I was going through my things the other day, and found my little notebook that I used to jot down notes from the dance classes I took while I was there. I had forgotten that I had begun writing a journal entry.  It is unfinished, but gives a bit of a glimpse of how I was feeling the evening I was writing it:

"It's Tuesday evening.  After having spent the day walking around Centro and Retiro, I'm lying in bed at 8pm, staring out the window.  We had arrived to find that our entire area was out of power.  Restaurants, houses, street lights.  And we knew that a storm was brewing.  All day the air sat on our shoulders like a wet towel, damp and heavy.  The sky was bright, but still a shade of grey I had never experienced in Vancouver, the grey city.  We knew there was no point in going out again, because in a matter of minutes we'd be stuck in a rainstorm so thick we'd be soaked to our bones in a matter of minutes. So all that was left to do was call it an early night and hope that the storm will have passed by the morning, and that the glorious Argentinian sun would be on our backs again.

But I can't sleep.  I've gotten so accustomed to the youthful portena lifestyle- disco nap in the afternoon, dinner at 11pm, then dancing until the sun rises.  Going to bed at 8pm just does not agree with my body anymore.

So I lie in bed staring out the window.  Watching streaks of lightening light up the sky.  Feeling the rumble of  thunder shake our little apartment.  Listening to the rain.  Buckets and buckets of rain.

I went on this trip hoping Buenos Aires would change me.  Nearly three weeks in,  I believe it already has.  But not in the way I had imagined.  I feel like Eliza Doolittle, not able to fit in at home, not able to fit in here.

I'm still a typical Vancouverite.  The rain does not scare me, only the thought of being stranded where I am.
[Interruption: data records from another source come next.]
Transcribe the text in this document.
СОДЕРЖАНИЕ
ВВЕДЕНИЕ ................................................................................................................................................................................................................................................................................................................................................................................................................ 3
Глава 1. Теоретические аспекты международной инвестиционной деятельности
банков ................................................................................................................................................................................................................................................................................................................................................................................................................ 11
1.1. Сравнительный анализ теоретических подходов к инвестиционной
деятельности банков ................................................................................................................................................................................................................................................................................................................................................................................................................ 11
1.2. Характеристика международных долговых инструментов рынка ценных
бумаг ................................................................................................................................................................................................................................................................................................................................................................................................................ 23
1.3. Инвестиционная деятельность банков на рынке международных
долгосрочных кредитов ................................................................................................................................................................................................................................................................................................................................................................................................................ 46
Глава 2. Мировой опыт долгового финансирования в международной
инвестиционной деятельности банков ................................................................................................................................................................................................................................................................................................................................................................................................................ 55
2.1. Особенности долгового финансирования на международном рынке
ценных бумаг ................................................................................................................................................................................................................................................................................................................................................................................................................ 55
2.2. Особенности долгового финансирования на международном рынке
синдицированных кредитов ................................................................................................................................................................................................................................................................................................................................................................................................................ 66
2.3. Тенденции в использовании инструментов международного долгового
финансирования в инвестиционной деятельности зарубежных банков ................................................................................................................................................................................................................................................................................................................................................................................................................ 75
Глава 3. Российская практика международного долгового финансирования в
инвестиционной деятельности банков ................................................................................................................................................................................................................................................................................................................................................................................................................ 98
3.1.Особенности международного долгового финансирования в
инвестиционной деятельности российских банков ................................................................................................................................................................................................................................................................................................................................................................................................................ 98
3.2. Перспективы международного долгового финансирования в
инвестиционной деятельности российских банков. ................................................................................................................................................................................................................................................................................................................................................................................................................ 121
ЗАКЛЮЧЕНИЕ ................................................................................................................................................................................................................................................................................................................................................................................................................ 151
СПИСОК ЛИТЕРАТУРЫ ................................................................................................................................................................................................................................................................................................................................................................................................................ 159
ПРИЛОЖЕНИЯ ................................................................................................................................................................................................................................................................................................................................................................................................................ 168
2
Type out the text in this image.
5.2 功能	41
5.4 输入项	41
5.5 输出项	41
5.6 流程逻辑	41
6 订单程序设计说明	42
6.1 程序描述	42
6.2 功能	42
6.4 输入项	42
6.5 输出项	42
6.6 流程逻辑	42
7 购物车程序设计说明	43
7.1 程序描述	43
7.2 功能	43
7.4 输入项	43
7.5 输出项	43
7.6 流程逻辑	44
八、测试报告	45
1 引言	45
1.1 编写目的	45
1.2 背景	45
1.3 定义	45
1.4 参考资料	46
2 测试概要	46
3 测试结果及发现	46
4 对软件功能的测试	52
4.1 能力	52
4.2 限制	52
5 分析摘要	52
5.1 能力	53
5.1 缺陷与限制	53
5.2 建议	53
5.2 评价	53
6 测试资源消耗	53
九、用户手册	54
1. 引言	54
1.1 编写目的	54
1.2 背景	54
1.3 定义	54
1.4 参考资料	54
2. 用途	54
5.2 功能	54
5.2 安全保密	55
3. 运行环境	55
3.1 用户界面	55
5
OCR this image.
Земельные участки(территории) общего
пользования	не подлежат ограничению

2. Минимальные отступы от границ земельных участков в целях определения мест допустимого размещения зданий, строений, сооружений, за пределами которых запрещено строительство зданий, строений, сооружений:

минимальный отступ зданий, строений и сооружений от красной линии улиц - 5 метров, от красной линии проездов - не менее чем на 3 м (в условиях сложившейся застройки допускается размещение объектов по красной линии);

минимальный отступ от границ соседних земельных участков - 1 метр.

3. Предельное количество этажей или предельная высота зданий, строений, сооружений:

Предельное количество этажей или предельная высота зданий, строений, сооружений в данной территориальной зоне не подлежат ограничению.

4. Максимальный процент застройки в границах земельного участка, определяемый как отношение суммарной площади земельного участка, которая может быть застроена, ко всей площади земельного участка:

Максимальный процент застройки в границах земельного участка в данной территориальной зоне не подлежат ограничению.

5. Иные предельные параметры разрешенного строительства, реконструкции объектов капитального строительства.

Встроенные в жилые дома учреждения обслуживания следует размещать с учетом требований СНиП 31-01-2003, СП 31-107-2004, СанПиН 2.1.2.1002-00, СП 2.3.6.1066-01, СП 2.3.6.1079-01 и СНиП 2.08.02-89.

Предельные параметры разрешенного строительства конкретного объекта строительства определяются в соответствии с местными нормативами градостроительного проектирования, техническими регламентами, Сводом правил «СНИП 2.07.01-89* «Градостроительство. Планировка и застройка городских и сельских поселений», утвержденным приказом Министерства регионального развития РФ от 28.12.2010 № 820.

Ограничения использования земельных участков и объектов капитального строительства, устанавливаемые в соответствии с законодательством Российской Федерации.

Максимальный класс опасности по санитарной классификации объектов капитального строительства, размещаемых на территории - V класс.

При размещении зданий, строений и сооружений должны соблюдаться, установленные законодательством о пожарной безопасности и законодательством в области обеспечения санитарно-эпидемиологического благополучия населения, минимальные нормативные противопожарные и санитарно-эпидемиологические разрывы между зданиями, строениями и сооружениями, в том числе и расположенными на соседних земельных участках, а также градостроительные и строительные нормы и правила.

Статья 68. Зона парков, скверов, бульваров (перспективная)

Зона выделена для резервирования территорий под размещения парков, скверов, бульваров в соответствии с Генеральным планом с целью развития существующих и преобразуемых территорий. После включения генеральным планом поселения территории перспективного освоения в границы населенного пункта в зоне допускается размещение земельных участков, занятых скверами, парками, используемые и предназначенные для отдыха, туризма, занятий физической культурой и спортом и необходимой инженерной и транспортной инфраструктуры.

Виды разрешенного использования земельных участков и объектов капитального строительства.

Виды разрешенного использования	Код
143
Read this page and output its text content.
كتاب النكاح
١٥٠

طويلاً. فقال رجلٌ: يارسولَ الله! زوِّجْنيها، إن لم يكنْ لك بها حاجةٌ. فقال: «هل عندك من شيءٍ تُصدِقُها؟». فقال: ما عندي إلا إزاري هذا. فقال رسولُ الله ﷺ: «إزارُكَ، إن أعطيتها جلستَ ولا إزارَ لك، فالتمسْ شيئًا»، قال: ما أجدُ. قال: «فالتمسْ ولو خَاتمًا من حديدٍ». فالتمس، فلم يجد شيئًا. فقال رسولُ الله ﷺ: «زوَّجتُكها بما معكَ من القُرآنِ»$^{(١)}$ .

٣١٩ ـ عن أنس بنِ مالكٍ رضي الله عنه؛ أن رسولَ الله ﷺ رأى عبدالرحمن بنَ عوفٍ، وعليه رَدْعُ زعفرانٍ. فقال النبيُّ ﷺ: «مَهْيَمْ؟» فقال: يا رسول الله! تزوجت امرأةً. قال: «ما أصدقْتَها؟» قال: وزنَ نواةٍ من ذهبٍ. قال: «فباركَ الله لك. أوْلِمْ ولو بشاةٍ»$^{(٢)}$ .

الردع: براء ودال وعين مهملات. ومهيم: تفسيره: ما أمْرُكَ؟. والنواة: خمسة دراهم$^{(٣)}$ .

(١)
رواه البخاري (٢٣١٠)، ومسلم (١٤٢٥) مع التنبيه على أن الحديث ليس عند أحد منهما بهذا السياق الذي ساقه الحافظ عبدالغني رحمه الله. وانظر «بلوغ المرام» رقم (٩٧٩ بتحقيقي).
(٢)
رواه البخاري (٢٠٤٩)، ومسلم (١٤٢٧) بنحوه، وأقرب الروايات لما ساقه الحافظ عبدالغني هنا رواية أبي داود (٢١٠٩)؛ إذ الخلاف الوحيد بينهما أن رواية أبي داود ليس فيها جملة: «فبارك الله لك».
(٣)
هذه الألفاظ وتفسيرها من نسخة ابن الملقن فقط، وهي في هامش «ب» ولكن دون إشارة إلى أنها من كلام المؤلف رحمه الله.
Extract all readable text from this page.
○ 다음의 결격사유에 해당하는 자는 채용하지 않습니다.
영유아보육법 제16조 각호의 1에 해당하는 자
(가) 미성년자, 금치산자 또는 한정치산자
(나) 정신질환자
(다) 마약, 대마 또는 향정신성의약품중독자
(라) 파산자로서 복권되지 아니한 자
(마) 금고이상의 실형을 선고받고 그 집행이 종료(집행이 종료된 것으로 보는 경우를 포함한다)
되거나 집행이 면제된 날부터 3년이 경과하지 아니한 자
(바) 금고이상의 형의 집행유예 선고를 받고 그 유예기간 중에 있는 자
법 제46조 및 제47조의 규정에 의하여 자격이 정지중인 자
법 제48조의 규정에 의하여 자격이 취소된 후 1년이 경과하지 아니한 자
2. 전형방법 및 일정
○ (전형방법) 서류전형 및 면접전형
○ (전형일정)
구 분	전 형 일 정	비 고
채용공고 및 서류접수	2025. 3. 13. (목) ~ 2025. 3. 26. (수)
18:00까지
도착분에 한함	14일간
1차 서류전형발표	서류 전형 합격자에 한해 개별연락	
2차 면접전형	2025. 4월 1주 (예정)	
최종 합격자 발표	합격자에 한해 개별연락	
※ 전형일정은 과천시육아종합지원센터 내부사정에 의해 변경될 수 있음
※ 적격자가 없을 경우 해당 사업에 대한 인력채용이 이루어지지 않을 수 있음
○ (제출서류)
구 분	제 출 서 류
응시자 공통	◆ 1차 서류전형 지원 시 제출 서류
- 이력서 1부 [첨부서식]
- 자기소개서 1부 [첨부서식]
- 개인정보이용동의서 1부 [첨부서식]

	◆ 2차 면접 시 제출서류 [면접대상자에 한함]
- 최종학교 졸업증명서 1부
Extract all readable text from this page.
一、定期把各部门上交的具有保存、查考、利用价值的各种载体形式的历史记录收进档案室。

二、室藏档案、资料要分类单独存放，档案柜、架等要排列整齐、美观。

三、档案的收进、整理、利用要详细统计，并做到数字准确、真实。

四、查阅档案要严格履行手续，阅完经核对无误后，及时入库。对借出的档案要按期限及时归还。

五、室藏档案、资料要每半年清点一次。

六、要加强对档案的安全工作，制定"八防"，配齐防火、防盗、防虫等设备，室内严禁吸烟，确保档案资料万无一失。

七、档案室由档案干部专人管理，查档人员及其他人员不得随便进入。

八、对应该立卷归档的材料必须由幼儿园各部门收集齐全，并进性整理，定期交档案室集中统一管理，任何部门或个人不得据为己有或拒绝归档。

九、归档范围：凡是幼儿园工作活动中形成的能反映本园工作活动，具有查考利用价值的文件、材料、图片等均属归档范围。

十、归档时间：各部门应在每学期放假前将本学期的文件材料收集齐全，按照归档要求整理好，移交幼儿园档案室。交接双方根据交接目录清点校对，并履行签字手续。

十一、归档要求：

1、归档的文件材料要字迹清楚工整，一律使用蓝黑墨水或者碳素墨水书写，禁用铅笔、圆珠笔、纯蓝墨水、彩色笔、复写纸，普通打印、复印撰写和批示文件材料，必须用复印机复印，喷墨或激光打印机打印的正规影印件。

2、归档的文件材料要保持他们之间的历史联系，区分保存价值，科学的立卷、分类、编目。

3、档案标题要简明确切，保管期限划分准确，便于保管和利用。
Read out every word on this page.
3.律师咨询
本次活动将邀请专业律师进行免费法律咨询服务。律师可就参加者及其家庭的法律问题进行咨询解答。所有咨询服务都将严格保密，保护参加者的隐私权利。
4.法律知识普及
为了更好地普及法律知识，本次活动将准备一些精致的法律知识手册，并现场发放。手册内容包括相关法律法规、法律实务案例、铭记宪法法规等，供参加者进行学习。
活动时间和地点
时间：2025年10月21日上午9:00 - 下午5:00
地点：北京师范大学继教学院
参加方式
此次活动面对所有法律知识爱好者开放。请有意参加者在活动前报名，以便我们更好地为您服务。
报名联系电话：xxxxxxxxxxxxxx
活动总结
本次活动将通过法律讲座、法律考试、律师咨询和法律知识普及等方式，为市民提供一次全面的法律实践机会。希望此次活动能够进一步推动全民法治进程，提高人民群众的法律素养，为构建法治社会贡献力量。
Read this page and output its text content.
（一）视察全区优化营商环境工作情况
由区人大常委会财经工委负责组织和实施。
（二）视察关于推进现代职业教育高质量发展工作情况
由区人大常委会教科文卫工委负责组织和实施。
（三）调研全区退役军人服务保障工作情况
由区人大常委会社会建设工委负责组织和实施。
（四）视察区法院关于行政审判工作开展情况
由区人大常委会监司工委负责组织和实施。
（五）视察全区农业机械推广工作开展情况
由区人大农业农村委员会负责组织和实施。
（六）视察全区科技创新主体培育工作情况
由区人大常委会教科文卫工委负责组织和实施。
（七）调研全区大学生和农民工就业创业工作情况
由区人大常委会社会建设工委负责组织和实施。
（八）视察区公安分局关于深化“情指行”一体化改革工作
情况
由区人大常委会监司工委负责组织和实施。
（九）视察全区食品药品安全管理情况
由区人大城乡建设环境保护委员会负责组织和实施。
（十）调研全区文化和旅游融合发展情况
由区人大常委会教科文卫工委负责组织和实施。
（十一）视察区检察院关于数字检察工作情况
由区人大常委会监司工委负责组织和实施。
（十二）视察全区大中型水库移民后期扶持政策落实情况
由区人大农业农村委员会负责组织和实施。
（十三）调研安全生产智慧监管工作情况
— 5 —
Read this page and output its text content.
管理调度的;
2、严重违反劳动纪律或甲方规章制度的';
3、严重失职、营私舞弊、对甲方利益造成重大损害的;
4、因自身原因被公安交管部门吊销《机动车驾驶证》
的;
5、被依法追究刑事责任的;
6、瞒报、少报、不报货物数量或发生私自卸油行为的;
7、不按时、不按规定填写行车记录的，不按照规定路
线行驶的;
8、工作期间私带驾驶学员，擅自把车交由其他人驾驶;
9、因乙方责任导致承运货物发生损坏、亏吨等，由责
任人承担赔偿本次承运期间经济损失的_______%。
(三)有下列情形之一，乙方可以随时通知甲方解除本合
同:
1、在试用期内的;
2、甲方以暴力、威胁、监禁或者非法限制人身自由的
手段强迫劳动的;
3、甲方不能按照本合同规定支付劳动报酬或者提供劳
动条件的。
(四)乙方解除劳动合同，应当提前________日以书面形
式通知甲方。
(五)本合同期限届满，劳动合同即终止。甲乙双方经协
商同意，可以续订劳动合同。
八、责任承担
I say "lo siento" and "gracias" more often then most people here are comfortable with.  And although I am slowly learning Spanish, language is still a huge barrior.

But I am no longer a typical Vancouverite.  I smile and talk to strangers.  I've developed the confident and slow swagger of a young Buenos Aries woman..."

There are days I long for Buenos Aires with the sadness of a jilted lover.  I will go back again.